The purpose of the Financing is to further strengthen the Company's balance sheet so that it is better positioned to advance the AntaKori copper-gold project in Peru that was recently acquired by the Company through its merger with Southern Legacy Minerals Inc. Regulus will issue a further press release outlining its plans for the AntaKori project over the next 6-12 months after a budget has been approved by the Board of Directors.

John Black, Chief Executive Officer of Regulus stated, "We are very pleased with the support shown by our investors in completing the full amount of the offering. Closing the Financing in today's turbulent market environment is a vote of confidence in the Company and its recently acquired AntaKori project."

All securities to be issued pursuant to the Financing will be subject to a four month hold period from the date of issuance. Insiders of the Company participated in a portion of the Financing. Finder's fees were payable on a portion of the Financing.

Neither the TSX Venture Exchange nor its Regulation Services Provider (as that term is defined in policies of the TSX Venture Exchange) accepts responsibility for the adequacy or accuracy of this release. All of Regulus' exploration programs and pertinent disclosure of a technical or scientific nature (including such disclosures as are referenced in this release) are prepared by, or under the direct supervision of, John E. Black, Regulus' CEO, who serves as the qualified person (QP) under the definitions of National Instrument 43101.

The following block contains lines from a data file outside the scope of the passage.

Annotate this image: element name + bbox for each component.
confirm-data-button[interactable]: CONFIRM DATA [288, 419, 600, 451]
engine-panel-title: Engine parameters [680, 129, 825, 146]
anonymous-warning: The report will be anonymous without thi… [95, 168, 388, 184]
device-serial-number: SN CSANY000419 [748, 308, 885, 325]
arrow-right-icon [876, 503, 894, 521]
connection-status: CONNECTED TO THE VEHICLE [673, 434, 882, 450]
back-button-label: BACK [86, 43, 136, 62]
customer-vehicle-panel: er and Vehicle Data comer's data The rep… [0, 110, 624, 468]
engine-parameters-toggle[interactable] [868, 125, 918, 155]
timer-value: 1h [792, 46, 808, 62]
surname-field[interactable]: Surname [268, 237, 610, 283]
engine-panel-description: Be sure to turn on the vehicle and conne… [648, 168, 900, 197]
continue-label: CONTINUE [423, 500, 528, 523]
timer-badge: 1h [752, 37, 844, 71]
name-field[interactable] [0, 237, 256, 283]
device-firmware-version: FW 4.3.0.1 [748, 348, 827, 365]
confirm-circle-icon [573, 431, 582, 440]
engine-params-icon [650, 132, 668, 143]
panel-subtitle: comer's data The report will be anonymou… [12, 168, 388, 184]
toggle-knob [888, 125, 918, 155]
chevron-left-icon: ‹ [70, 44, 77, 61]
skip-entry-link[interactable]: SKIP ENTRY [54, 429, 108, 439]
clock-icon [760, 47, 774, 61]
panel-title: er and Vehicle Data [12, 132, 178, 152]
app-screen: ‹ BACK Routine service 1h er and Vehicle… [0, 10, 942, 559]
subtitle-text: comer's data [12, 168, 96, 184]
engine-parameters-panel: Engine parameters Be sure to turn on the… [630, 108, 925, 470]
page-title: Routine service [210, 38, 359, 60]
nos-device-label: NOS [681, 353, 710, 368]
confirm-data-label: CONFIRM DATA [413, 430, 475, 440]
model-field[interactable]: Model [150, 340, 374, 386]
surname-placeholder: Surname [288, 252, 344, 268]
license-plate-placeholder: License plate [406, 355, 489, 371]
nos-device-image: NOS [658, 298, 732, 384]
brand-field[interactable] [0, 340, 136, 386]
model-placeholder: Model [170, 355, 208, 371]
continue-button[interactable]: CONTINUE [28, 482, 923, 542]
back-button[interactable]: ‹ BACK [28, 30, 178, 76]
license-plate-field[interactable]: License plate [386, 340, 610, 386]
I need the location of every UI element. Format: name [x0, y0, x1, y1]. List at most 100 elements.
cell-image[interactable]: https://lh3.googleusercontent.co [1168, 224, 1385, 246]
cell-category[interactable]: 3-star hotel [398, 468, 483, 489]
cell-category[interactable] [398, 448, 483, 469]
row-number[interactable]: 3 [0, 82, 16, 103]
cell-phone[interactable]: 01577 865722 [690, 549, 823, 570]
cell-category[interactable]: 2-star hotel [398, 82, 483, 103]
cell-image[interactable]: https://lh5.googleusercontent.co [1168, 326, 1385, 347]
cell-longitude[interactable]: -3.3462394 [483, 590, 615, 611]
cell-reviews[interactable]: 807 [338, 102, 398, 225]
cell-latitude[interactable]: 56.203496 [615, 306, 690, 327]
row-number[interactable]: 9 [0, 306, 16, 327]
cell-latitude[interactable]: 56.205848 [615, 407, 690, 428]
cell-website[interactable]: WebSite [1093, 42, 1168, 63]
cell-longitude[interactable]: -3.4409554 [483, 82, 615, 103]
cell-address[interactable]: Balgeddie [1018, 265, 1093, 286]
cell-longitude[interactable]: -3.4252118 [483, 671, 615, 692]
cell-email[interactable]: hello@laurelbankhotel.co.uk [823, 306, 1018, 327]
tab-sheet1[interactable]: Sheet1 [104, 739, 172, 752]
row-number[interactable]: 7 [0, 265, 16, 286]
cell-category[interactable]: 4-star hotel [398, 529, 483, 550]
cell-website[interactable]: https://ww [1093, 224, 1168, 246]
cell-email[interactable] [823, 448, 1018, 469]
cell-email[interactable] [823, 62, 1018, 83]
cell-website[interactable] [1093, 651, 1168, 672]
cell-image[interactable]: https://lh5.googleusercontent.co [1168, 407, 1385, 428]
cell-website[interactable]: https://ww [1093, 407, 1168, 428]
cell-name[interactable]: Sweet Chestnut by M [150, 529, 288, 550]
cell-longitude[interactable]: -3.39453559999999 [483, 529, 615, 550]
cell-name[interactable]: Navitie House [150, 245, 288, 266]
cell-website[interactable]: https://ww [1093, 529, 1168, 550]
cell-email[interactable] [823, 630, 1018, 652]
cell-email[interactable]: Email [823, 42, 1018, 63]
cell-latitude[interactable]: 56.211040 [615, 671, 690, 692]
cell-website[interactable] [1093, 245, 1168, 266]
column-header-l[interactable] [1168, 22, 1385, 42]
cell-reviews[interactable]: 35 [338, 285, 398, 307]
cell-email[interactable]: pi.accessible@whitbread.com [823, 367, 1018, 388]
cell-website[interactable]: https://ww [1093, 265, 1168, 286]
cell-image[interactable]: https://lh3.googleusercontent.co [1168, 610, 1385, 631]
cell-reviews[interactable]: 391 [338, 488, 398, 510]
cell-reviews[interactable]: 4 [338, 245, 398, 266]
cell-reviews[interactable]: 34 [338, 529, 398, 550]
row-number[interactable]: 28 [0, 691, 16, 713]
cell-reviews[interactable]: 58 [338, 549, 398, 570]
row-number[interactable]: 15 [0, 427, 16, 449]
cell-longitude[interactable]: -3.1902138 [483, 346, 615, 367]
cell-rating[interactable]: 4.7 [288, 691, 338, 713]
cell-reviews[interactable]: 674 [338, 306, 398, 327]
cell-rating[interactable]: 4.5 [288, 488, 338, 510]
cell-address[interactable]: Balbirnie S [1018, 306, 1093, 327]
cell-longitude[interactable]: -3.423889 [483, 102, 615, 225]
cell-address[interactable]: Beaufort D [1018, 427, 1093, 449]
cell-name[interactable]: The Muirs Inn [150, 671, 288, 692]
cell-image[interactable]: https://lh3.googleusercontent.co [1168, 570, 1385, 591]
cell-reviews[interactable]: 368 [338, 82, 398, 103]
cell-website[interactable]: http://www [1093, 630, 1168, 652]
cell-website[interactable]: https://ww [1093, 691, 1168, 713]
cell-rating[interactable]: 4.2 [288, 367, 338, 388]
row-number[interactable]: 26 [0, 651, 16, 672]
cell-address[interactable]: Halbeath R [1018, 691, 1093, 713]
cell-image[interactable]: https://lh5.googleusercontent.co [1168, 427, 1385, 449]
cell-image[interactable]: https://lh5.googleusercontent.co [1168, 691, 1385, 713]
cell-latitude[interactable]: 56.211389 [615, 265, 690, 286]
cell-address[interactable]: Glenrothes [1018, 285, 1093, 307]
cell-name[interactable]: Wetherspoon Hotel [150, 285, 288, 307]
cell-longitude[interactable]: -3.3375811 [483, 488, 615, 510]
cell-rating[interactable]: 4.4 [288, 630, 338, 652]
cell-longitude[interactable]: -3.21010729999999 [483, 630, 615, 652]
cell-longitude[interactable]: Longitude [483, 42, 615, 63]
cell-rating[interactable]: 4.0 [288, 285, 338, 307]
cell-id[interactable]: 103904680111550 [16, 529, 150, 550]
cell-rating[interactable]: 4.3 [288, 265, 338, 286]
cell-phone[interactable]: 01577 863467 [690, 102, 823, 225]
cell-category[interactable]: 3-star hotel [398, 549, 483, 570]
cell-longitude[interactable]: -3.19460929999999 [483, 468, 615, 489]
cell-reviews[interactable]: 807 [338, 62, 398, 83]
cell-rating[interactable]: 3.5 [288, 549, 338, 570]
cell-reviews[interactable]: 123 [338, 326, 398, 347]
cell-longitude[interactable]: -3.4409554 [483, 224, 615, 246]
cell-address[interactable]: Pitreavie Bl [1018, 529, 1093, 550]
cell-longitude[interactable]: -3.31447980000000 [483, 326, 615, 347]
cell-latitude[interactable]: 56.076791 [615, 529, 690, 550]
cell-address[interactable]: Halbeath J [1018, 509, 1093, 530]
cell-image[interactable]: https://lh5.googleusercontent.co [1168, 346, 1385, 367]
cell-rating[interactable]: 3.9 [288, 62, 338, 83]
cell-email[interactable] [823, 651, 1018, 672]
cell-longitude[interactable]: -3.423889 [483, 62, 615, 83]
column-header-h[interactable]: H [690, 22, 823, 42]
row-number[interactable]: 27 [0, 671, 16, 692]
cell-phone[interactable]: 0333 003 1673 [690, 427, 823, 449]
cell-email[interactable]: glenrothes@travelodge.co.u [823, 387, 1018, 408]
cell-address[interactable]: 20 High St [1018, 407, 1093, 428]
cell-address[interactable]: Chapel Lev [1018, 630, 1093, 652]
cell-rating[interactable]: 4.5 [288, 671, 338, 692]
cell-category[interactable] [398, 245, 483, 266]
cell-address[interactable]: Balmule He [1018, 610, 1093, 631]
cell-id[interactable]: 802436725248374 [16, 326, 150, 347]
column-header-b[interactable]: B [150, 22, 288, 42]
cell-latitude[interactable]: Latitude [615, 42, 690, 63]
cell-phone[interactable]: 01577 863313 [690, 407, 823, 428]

Forward Looking Information

Certain statements regarding Regulus, including management's assessment of future plans and operations, may constitute forward-looking statements under applicable securities laws and necessarily involve known and unknown risks and uncertainties, most of which are beyond Regulus' control. Often, but not always, forward-looking statements or information can be identified by the use of words such as "plans", "expects" or "does not expect", "is expected", "budget", "scheduled", "estimates", "forecasts", "intends", "anticipates" or "does not anticipate" or "believes" or variations of such words and phrases or statements that certain actions, events or results "may", "could", "would", "might" or "will" be taken, occur or be achieved.

Specifically, and without limitation, all statements included in this press release that address activities, events or developments that Regulus expects or anticipate, including the intended use of proceeds of the Financing will or may occur in the future may constitute forward-looking statements under applicable securities laws and necessarily involve known and unknown risks and uncertainties, most of which are beyond Regulus' control. These risks may cause actual financial and operating results, performance, levels of activity and achievements to differ materially from those expressed in, or implied by, such forward-looking statements. Although Regulus believes that the expectations represented in such forward-looking statements are reasonable, there can be no assurance that such expectations will prove to be correct

Regulus does not undertake any obligation to publicly update or revise any forward-looking statements other than required by applicable securities law.